The Indian biotechnology industry is trying to get beyond being a service industry, but the cost of materials and of getting regulatory approval could confound such efforts.
India's service-oriented scheme for attracting clinical research risks making the country a servant to major drug firms.
An agreement in principle to enable the smooth transfer of microorganisms and biological materials from the US to India is an encouraging sign for Indian bioscience. But slow implementation of the country's broader biotech goals, including India's grandiose scheme to become the global hub of contract research and clinical trials, may threaten its goal of becoming e a major player.
Discussions in mid-June between acting US deputy secretary of commerce David A. Sampson and an Indian delegation led by science minister Kapil Sibal led to the biologics transfer proposal. Under the plan, India's Department of Biotechnology (DBT) would procure biological materials from the American Type Tissue Collection (ATCC) and warrant against their misuse or subsequent acquisition by bioterrorists, with safeguards and export controls similar to those around nuclear technology. "We are in the process of resolving this important issue," declares DBT secretary Maharaj Kishan Bhan.
Although ATCC says its regulations for export and distribution of infectious agents did not change after 9/11 and that Indian scientists have full access to the public database, researchers claim problems working with the US-based repository. "ATCC is usually prompt, but if you ask for a type strain or a reference strain, they do not even respond," says a senior scientist at the Institute for Microbial Technology in Chandigarh, which operates the Microbial Type Culture Collection, MTCC, India's only such repository.
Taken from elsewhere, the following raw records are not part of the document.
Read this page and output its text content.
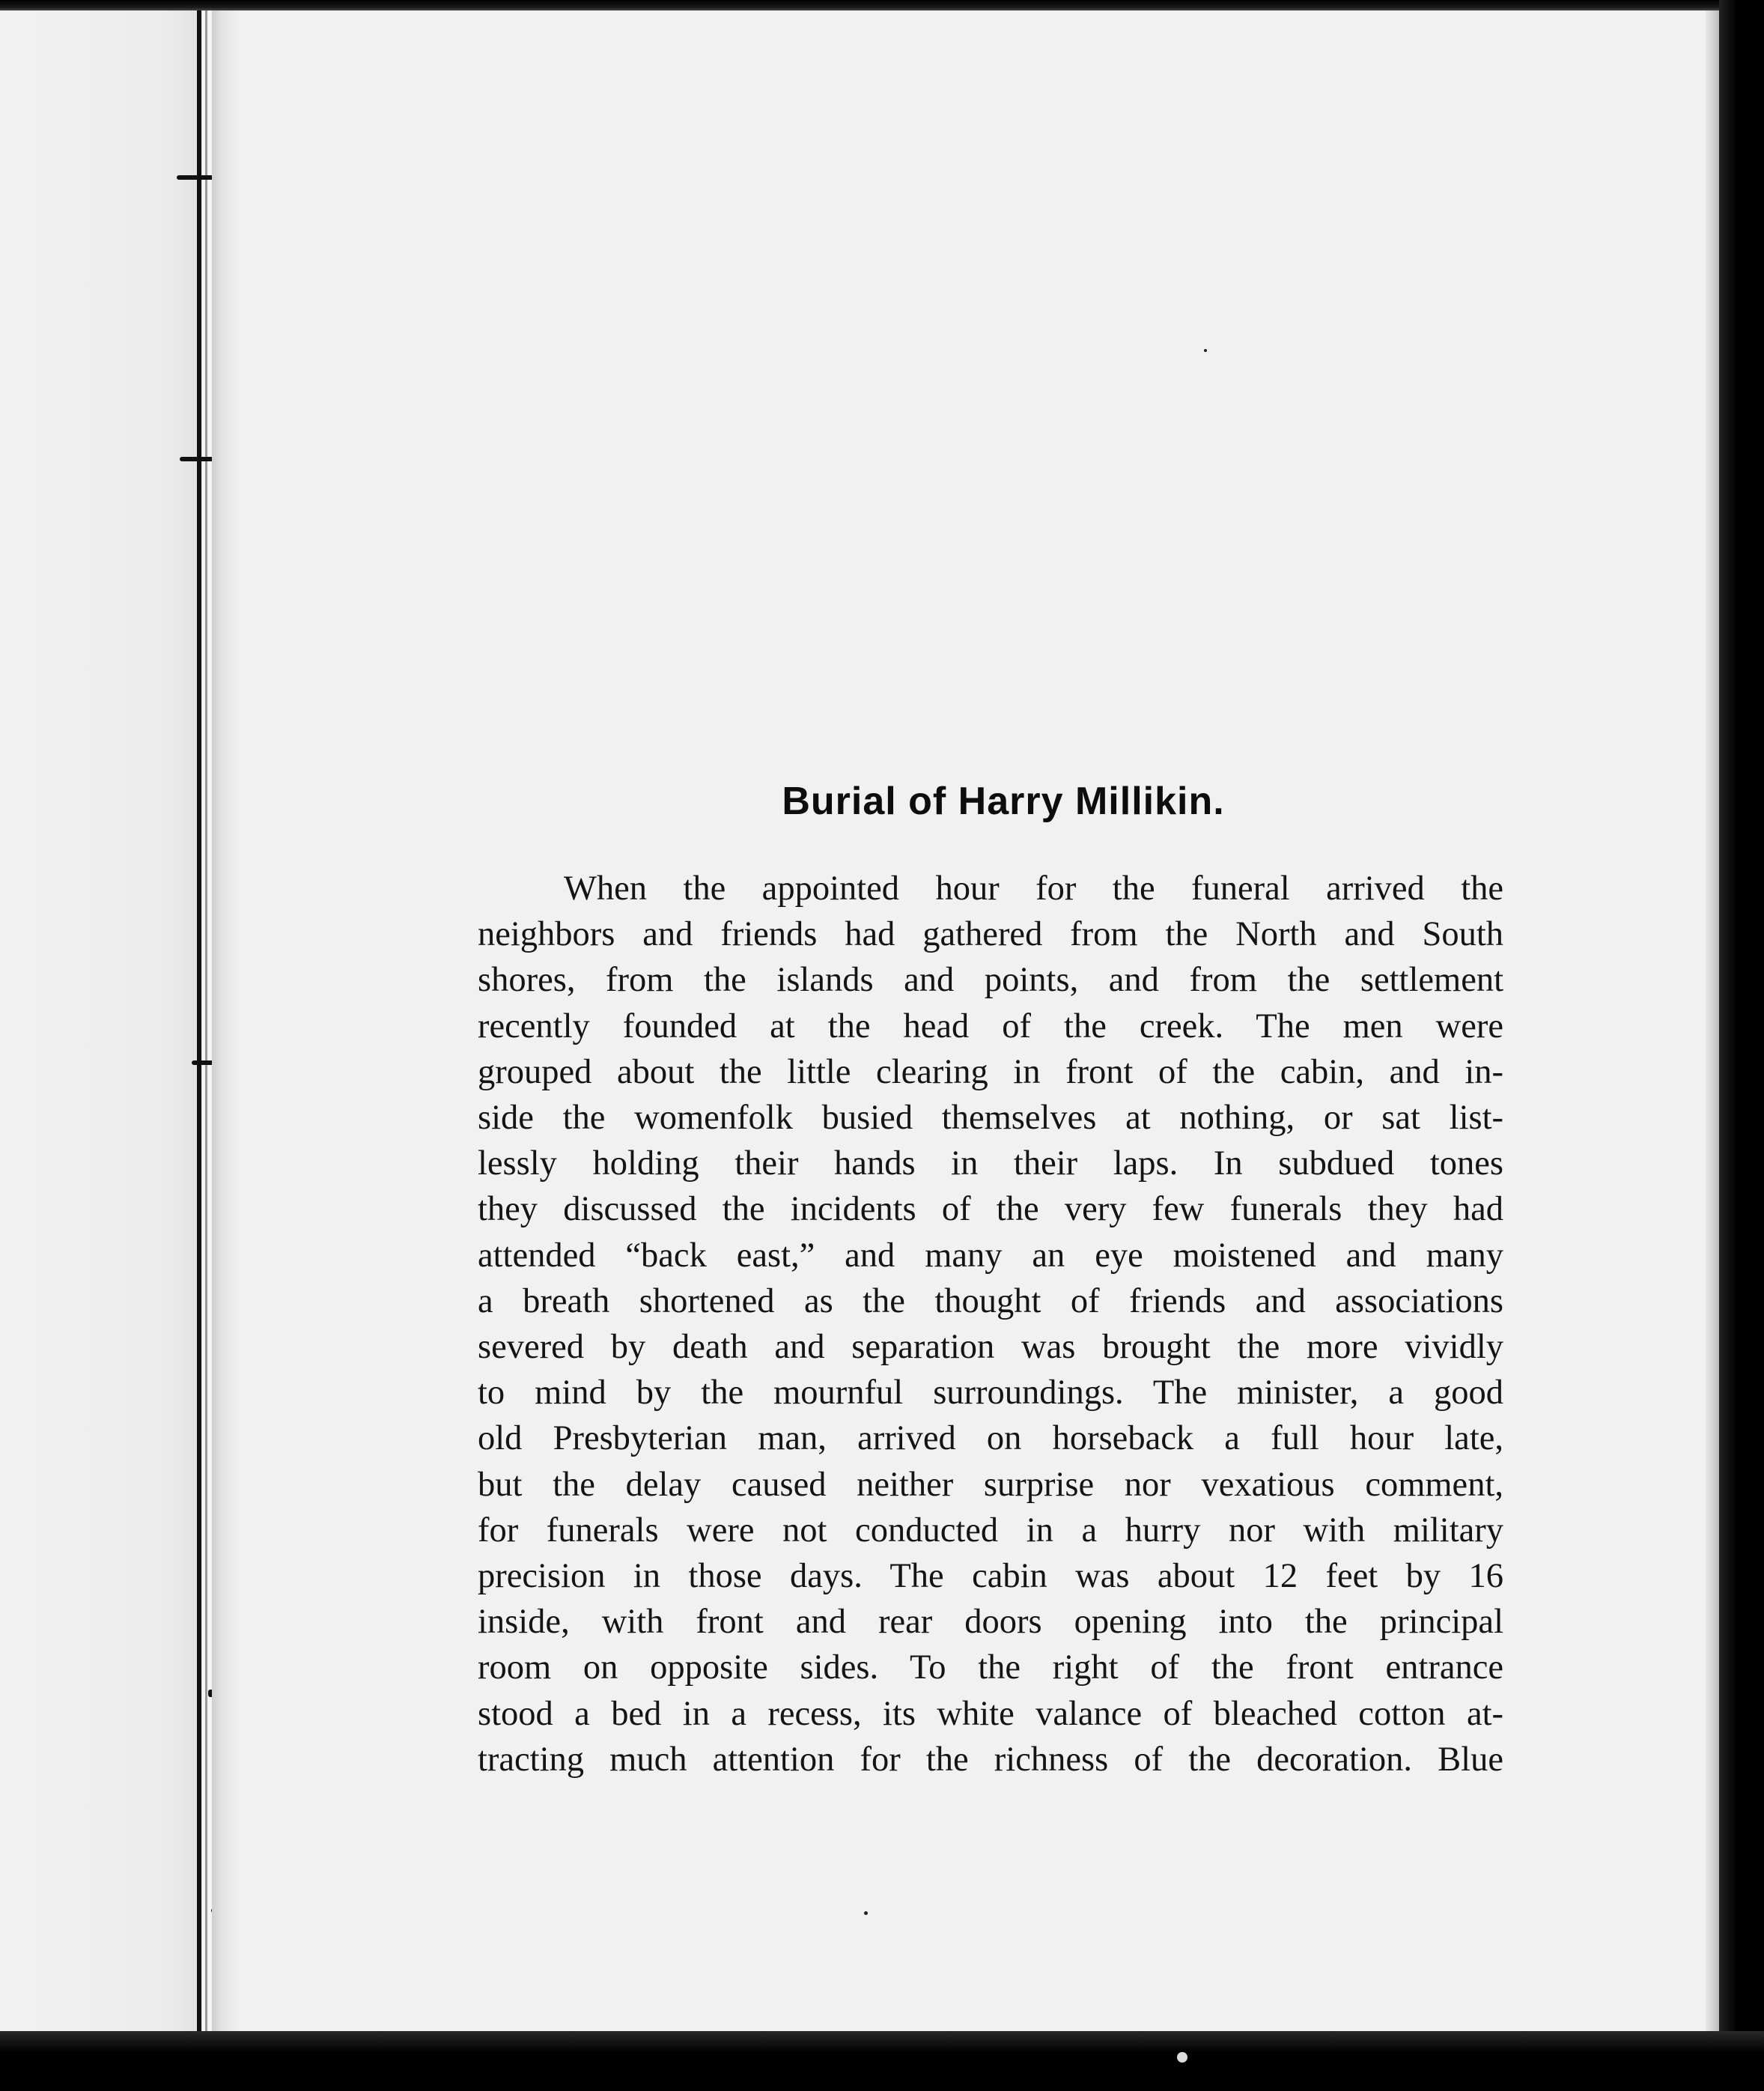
Burial of Harry Millikin.
When the appointed hour for the funeral arrived the
neighbors and friends had gathered from the North and South
shores, from the islands and points, and from the settlement
recently founded at the head of the creek. The men were
grouped about the little clearing in front of the cabin, and in-
side the womenfolk busied themselves at nothing, or sat list-
lessly holding their hands in their laps. In subdued tones
they discussed the incidents of the very few funerals they had
attended “back east,” and many an eye moistened and many
a breath shortened as the thought of friends and associations
severed by death and separation was brought the more vividly
to mind by the mournful surroundings. The minister, a good
old Presbyterian man, arrived on horseback a full hour late,
but the delay caused neither surprise nor vexatious comment,
for funerals were not conducted in a hurry nor with military
precision in those days. The cabin was about 12 feet by 16
inside, with front and rear doors opening into the principal
room on opposite sides. To the right of the front entrance
stood a bed in a recess, its white valance of bleached cotton at-
tracting much attention for the richness of the decoration. Blue
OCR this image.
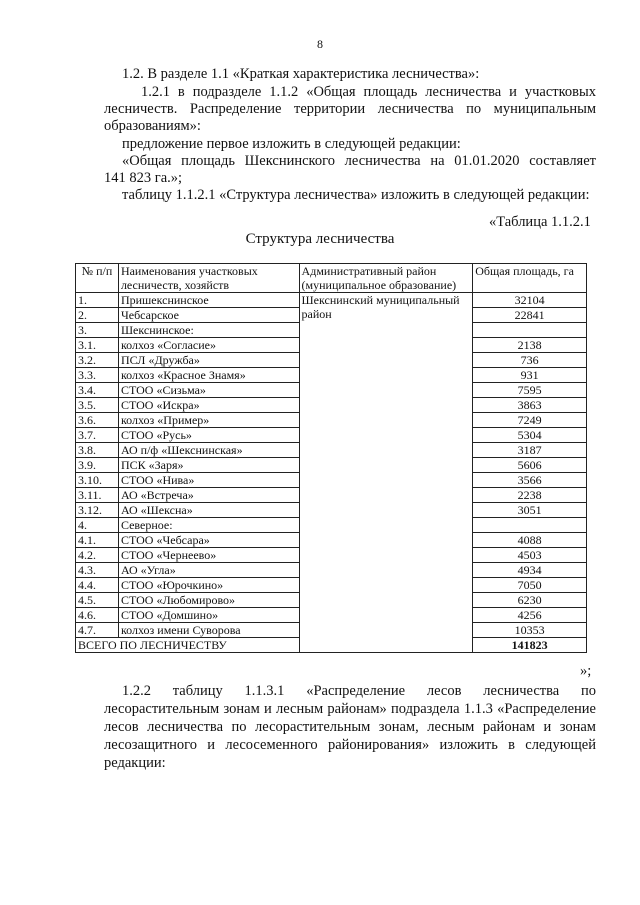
8
1.2. В разделе 1.1 «Краткая характеристика лесничества»:
1.2.1 в подразделе 1.1.2 «Общая площадь лесничества и участковых
лесничеств. Распределение территории лесничества по муниципальным
образованиям»:
предложение первое изложить в следующей редакции:
«Общая площадь Шекснинского лесничества на 01.01.2020 составляет
141 823 га.»;
таблицу 1.1.2.1 «Структура лесничества» изложить в следующей редакции:
«Таблица 1.1.2.1
Структура лесничества
№ п/п	Наименования участковых лесничеств, хозяйств	Административный район (муниципальное образование)	Общая площадь, га
1.	Пришекснинское	Шекснинский муниципальный район	32104
2.	Чебсарское		22841
3.	Шекснинское:		
3.1.	колхоз «Согласие»		2138
3.2.	ПСЛ «Дружба»		736
3.3.	колхоз «Красное Знамя»		931
3.4.	СТОО «Сизьма»		7595
3.5.	СТОО «Искра»		3863
3.6.	колхоз «Пример»		7249
3.7.	СТОО «Русь»		5304
3.8.	АО п/ф «Шекснинская»		3187
3.9.	ПСК «Заря»		5606
3.10.	СТОО «Нива»		3566
3.11.	АО «Встреча»		2238
3.12.	АО «Шексна»		3051
4.	Северное:		
4.1.	СТОО «Чебсара»		4088
4.2.	СТОО «Чернеево»		4503
4.3.	АО «Угла»		4934
4.4.	СТОО «Юрочкино»		7050
4.5.	СТОО «Любомирово»		6230
4.6.	СТОО «Домшино»		4256
4.7.	колхоз имени Суворова		10353
ВСЕГО ПО ЛЕСНИЧЕСТВУ			141823
»;
1.2.2 таблицу 1.1.3.1 «Распределение лесов лесничества по
лесорастительным зонам и лесным районам» подраздела 1.1.3 «Распределение
лесов лесничества по лесорастительным зонам, лесным районам и зонам
лесозащитного и лесосеменного районирования» изложить в следующей
редакции:
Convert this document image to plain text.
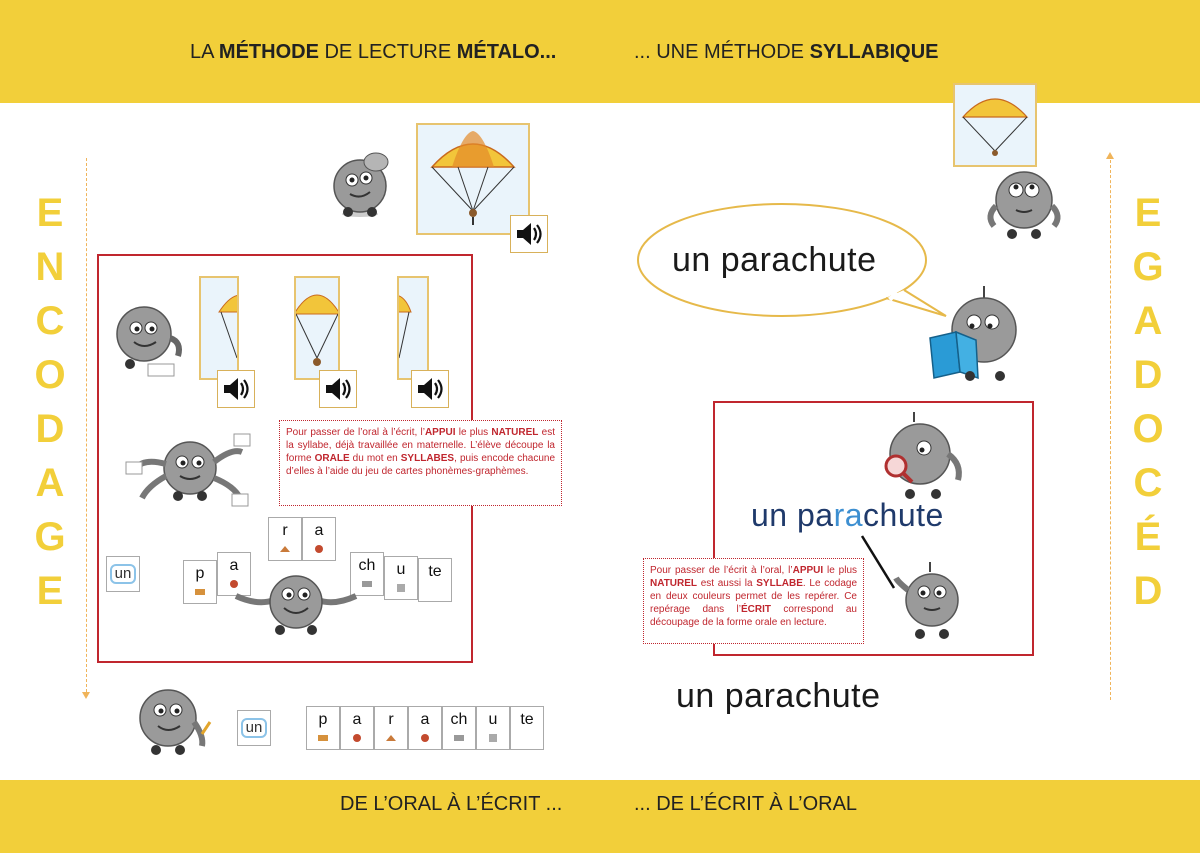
LA MÉTHODE DE LECTURE MÉTALO...	... UNE MÉTHODE SYLLABIQUE
DE L’ORAL À L’ÉCRIT ...	... DE L’ÉCRIT À L’ORAL
E
N
C
O
D
A
G
E
E
G
A
D
O
C
É
D
Pour passer de l’oral à l’écrit, l’APPUI le plus NATUREL est la syllabe, déjà travaillée en maternelle. L’élève découpe la forme ORALE du mot en SYLLABES, puis encode chacune d’elles à l’aide du jeu de cartes phonèmes-graphèmes.
un
r	a
p	a	ch	u	te
un	p	a	r	a	ch	u	te
un parachute
un parachute
Pour passer de l’écrit à l’oral, l’APPUI le plus NATUREL est aussi la SYLLABE. Le codage en deux couleurs permet de les repérer. Ce repérage dans l’ÉCRIT correspond au découpage de la forme orale en lecture.
un parachute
"I know of a case when a government lab in Kolkata [Calcutta] doing research on cholera could not get a strain of cholera bacillus from ATCC," notes Raghav Saha of the Department of Science and Technology. "The problem is really acute for vaccine developers," concludes Krishna Ella, managing director of Hyderabad-based Bharat Biotech and chairman of the biotech committee of the Federation of Indian Chambers of Commerce and Industry (FICCI). The hitch has delayed Ella's own project on hepatitis-E vaccine.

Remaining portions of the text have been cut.